IT was a mid winter day yet an unseasonably warm sunlight glimmered on the blue stone through the transparent window panes. The warmth was almost a relief but it did little to ease Robert's anxiety as he sat on his 'lucky' armchair observing his unlucky ring. His other hand lay negligently on an arm of the chair.

Robert Gordon, we must admit, was not a man capable of great reason and was frustratingly superstitious.The latter was a reason his wife had deserted him, but Robert was too stubborn to admit this.His superstitious nature also was, some people whispered behind his back, a cause he lost his job. But that is all nonsense, Robert told himself now, all went wrong due to this ring.

Robert had been very fond of rings since he was a child. He believed rings held special powers to influence stars and a person's fate. However he had not been able to afford a gold one until recently. Two years beck he had bought this particular ring on his visit to Delhi.
"Gold rings are good omen," he had told the fat jeweler.

But Robert had been wrong. In merely a few days since he bought the ring, his wife divorced him.Poor Robert! And a year later, he also lost his. Lonely, jobless and bankrupt, he now lived on a hundred pounds a month that his elder sister allowed him.

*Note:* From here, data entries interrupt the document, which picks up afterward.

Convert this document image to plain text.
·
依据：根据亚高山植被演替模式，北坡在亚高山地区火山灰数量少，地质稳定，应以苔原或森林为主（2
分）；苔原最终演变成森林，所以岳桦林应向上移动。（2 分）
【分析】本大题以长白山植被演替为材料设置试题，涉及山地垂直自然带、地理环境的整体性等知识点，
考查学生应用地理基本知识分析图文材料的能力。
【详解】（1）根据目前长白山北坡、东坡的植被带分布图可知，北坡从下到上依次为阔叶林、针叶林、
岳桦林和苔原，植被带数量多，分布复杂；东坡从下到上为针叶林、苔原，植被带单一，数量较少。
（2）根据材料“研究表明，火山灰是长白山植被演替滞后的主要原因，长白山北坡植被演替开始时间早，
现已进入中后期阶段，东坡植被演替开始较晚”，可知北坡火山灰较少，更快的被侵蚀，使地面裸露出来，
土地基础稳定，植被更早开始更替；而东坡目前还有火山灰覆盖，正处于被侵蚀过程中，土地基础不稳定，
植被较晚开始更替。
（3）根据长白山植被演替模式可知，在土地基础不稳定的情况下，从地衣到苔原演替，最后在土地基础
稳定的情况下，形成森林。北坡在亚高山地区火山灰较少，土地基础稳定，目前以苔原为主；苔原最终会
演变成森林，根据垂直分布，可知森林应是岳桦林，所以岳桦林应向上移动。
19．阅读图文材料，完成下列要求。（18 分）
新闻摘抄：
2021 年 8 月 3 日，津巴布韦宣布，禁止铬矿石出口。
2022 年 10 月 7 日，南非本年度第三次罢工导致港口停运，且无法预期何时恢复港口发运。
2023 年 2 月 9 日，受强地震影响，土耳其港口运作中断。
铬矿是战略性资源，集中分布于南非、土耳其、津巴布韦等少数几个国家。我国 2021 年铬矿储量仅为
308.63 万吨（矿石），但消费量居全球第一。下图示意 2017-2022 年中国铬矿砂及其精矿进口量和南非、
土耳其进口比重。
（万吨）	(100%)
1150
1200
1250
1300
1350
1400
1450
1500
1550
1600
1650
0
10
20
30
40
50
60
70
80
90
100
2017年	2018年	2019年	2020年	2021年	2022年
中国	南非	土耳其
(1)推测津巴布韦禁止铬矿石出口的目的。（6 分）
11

Robert never had courage to throw the ring away. It was Gold! But now he was about to be married again and considered himself very fortunate. Dear Katherine was lovely, beautiful, charming and even had a job in a bank. He decided it was long since he should have got rid of the ring. "I am not going to," he told himself," let this ring affect our relationship." He could sell it of course but had better a idea. He would gift it to his sister as a mark of gratitude for her help.

A few days later, on his sister's, Natascha's, eighth marriage anniversary, he gifted her the ring. (Yes, her marriage did last that long, lucky eh?)
"I am afraid this isn't new..." he told her as he gave it.
"I loved it," Natascha said. She was familiar with her brother's fondness for rings and knew it was his only gold one, hence took it as a mark of his pure love. She kept the ring gladly; Robert was relieved to get rid of it. He wouldn't exactly miss it.

But Natascha Simpson did not share her brother's fondness, nor was it a perfect fit for her tender fingers. She took care of the blue stoned gold ring for two months and then passed it to her husband who gifted it in turn to his old Grandmother. Dear old grandma died in merely a few fours since she slipped her finger inside the ring.
(Man, there must really be something wrong with the ring)
Robert felt sorry for the lady but was secretly glad when he heard of the ring. Had the ring been with him, he thought, he would have been the one dead.
(Told you he was a great reasoner.)

At last the ring was sold.
"Gold, yes, but a bit old," the jeweler said, observing the ring,"can't give more than a two hundred."
"At least a five hundred," Natascha bargained.
They ended up on a four hundred pounds.
But the ring did prove lucky for someone after all.
The jeweler polished it added two white stones, one on either side of the blue and put it for sale.
One day a young lady entered the shop, she was so graceful that the jeweler was stunned for a second.
"I got this one for seven hundred from a young man," the man said, smugly. He was not exactly known for his honesty."I added these very costly stones," he pointed to the one in the middle," but to you, Ms.Anderson, Ill give it for eight hundred."

A few days later, on Roberts thirty-first birthday, his fiancee gifted him a small package. Inside was, to Robert's astonishment, another gold ring with two white stones wit a blue in middle.
As Ms. Katherine Anderson, who soon became Mrs Katherine Gordon, slipped the ring in Robert's fingers with her soft hands, Robert found his eyes caught in hers with a strange force.
At least, he thought, this ring would be lucky for me!